Brubaker didn’t help matters. The 1980 Robert Redford movie, about a warden’s quest to clean up extreme corruption at an Arkansas prison farm, got Sullivan-Verseveldt wondering what she could do to tear down the stereotypes about her home state. “That became my mission,” she says.
She feels that winning the title “really did help. And it did so many other things that I never dreamed it would do.” Like becoming one of the first black women, along with Miss Washington, Doris Janell Hayes, to win a preliminary award at the 1980 Miss America pageant. Like becoming fourth runner-up to Miss America and the first black contestant to place among the Top Five in the pageant.
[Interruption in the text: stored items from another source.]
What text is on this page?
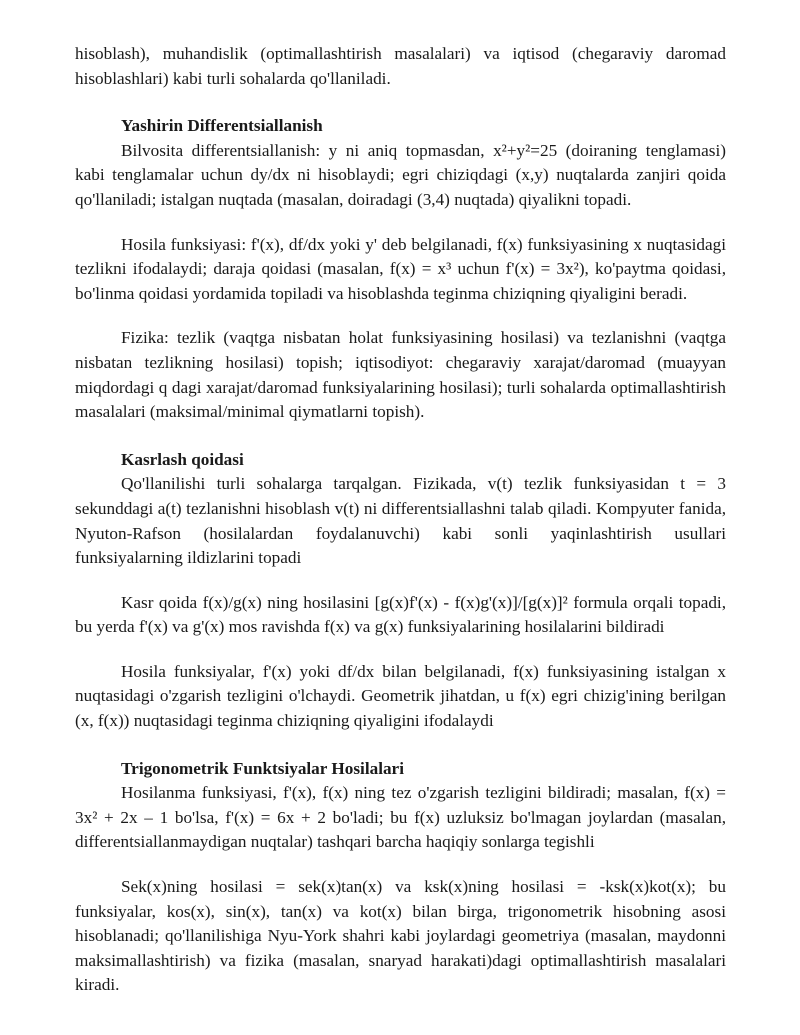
hisoblash), muhandislik (optimallashtirish masalalari) va iqtisod (chegaraviy daromad hisoblashlari) kabi turli sohalarda qo'llaniladi.

Yashirin Differentsiallanish

Bilvosita differentsiallanish: y ni aniq topmasdan, x²+y²=25 (doiraning tenglamasi) kabi tenglamalar uchun dy/dx ni hisoblaydi; egri chiziqdagi (x,y) nuqtalarda zanjiri qoida qo'llaniladi; istalgan nuqtada (masalan, doiradagi (3,4) nuqtada) qiyalikni topadi.

Hosila funksiyasi: f'(x), df/dx yoki y' deb belgilanadi, f(x) funksiyasining x nuqtasidagi tezlikni ifodalaydi; daraja qoidasi (masalan, f(x) = x³ uchun f'(x) = 3x²), ko'paytma qoidasi, bo'linma qoidasi yordamida topiladi va hisoblashda teginma chiziqning qiyaligini beradi.

Fizika: tezlik (vaqtga nisbatan holat funksiyasining hosilasi) va tezlanishni (vaqtga nisbatan tezlikning hosilasi) topish; iqtisodiyot: chegaraviy xarajat/daromad (muayyan miqdordagi q dagi xarajat/daromad funksiyalarining hosilasi); turli sohalarda optimallashtirish masalalari (maksimal/minimal qiymatlarni topish).

Kasrlash qoidasi

Qo'llanilishi turli sohalarga tarqalgan. Fizikada, v(t) tezlik funksiyasidan t = 3 sekunddagi a(t) tezlanishni hisoblash v(t) ni differentsiallashni talab qiladi. Kompyuter fanida, Nyuton-Rafson (hosilalardan foydalanuvchi) kabi sonli yaqinlashtirish usullari funksiyalarning ildizlarini topadi

Kasr qoida f(x)/g(x) ning hosilasini [g(x)f'(x) - f(x)g'(x)]/[g(x)]² formula orqali topadi, bu yerda f'(x) va g'(x) mos ravishda f(x) va g(x) funksiyalarining hosilalarini bildiradi

Hosila funksiyalar, f'(x) yoki df/dx bilan belgilanadi, f(x) funksiyasining istalgan x nuqtasidagi o'zgarish tezligini o'lchaydi. Geometrik jihatdan, u f(x) egri chizig'ining berilgan (x, f(x)) nuqtasidagi teginma chiziqning qiyaligini ifodalaydi

Trigonometrik Funktsiyalar Hosilalari

Hosilanma funksiyasi, f'(x), f(x) ning tez o'zgarish tezligini bildiradi; masalan, f(x) = 3x² + 2x – 1 bo'lsa, f'(x) = 6x + 2 bo'ladi; bu f(x) uzluksiz bo'lmagan joylardan (masalan, differentsiallanmaydigan nuqtalar) tashqari barcha haqiqiy sonlarga tegishli

Sek(x)ning hosilasi = sek(x)tan(x) va ksk(x)ning hosilasi = -ksk(x)kot(x); bu funksiyalar, kos(x), sin(x), tan(x) va kot(x) bilan birga, trigonometrik hisobning asosi hisoblanadi; qo'llanilishiga Nyu-York shahri kabi joylardagi geometriya (masalan, maydonni maksimallashtirish) va fizika (masalan, snaryad harakati)dagi optimallashtirish masalalari kiradi.
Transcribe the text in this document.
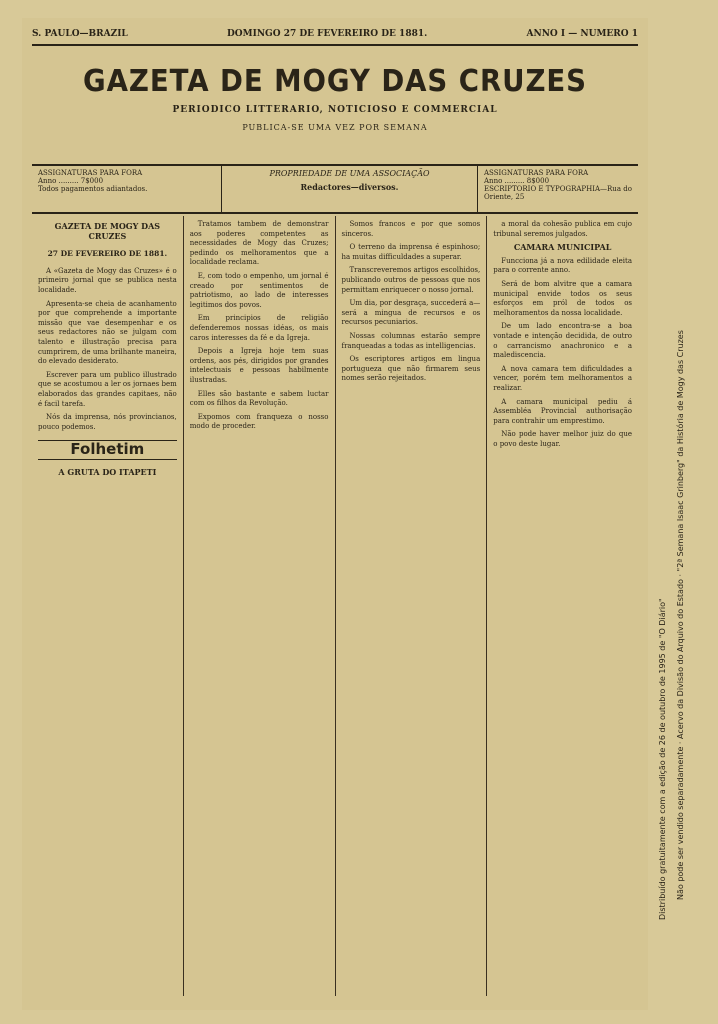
S. PAULO—BRAZIL	DOMINGO 27 DE FEVEREIRO DE 1881.	ANNO I — NUMERO 1
GAZETA DE MOGY DAS CRUZES
PERIODICO LITTERARIO, NOTICIOSO E COMMERCIAL
PUBLICA-SE UMA VEZ POR SEMANA
ASSIGNATURAS PARA FORA
Anno ......... 7$000
Todos pagamentos adiantados.
PROPRIEDADE DE UMA ASSOCIAÇÃO
Redactores—diversos.
ASSIGNATURAS PARA FORA
Anno ......... 8$000
ESCRIPTORIO E TYPOGRAPHIA—Rua do Oriente, 25
GAZETA DE MOGY DAS CRUZES
27 DE FEVEREIRO DE 1881.

A «Gazeta de Mogy das Cruzes» é o primeiro jornal que se publica nesta localidade.

Apresenta-se cheia de acanhamento por que comprehende a importante missão que vae desempenhar e os seus redactores não se julgam com talento e illustração precisa para cumprirem, de uma brilhante maneira, do elevado desiderato.

Escrever para um publico illustrado que se acostumou a ler os jornaes bem elaborados das grandes capitaes, não é facil tarefa.

Nós da imprensa, nós provincianos, pouco podemos.

Folhetim
A GRUTA DO ITAPETI

Tratamos tambem de demonstrar aos poderes competentes as necessidades de Mogy das Cruzes; pedindo os melhoramentos que a localidade reclama.

E, com todo o empenho, um jornal é creado por sentimentos de patriotismo, ao lado de interesses legitimos dos povos.

Em principios de religião defenderemos nossas idéas, os mais caros interesses da fé e da Igreja.

Depois a Igreja hoje tem suas ordens, aos pés, dirigidos por grandes intelectuais e pessoas habilmente ilustradas.

Elles são bastante e sabem luctar com os filhos da Revolução.

Expomos com franqueza o nosso modo de proceder.

Somos francos e por que somos sinceros.

O terreno da imprensa é espinhoso; ha muitas difficuldades a superar.

Transcreveremos artigos escolhidos, publicando outros de pessoas que nos permittam enriquecer o nosso jornal.

Um dia, por desgraça, succederá a—será a mingua de recursos e os recursos pecuniarios.

Nossas columnas estarão sempre franqueadas a todas as intelligencias.

Os escriptores artigos em lingua portugueza que não firmarem seus nomes serão rejeitados.

a moral da cohesão publica em cujo tribunal seremos julgados.

CAMARA MUNICIPAL

Funcciona já a nova edilidade eleita para o corrente anno.

Será de bom alvitre que a camara municipal envide todos os seus esforços em pról de todos os melhoramentos da nossa localidade.

De um lado encontra-se a boa vontade e intenção decidida, de outro o carrancismo anachronico e a malediscencia.

A nova camara tem dificuldades a vencer, porém tem melhoramentos a realizar.

A camara municipal pediu á Assembléa Provincial authorisação para contrahir um emprestimo.

Não pode haver melhor juiz do que o povo deste lugar.

Distribuído gratuitamente com a edição de 26 de outubro de 1995 de "O Diário" Não pode ser vendido separadamente · Acervo da Divisão do Arquivo do Estado · "2ª Semana Isaac Grinberg" da História de Mogy das Cruzes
Like earning her a spot in the 2006 Arkansas Black Hall of Fame.
Sullivan-Verseveldt says she is “extremely honored” to be chosen to be inducted at the 14 th annual induction ceremony, Saturday at the Statehouse Convention Center.
Other inductees are: Oliver Baker, endowed professor of physics at Hampton University, a staff physicist at the Thomas Jefferson National Accelerator Facility and researcher of elementary particles and nuclei. Glenn Johnson, the second black to serve on the Illinois Appellate Court. Emma Kelly Rhodes, a high school dropout and mother of seven who earned her General Education Development diploma as a widowed 24-year-old, then went on to earn a doctorate and serve as coordinator of the state’s adult education program.
Henry Shead, a musician whose talents led to his work with such entertainers as Dinah Shore, Johnny Carson and Jerry Lewis. The late Charles Bussey, the first black mayor of Little Rock and the first black to serve on the city’s board of directors since Reconstruction.
When Sullivan-Verseveldt saw the list of past Arkansas Black Hall of Fame winners, she “was blown away by the caliber of people that were inducted.” Sullivan-Verseveldt now lives in Zoetermeer in the Netherlands with her husband, Roel P. Verseveldt.
But one of the requirements for inductees is that they make a positive impact on their state, their country and their world, and she did so... long after her year as Miss Arkansas.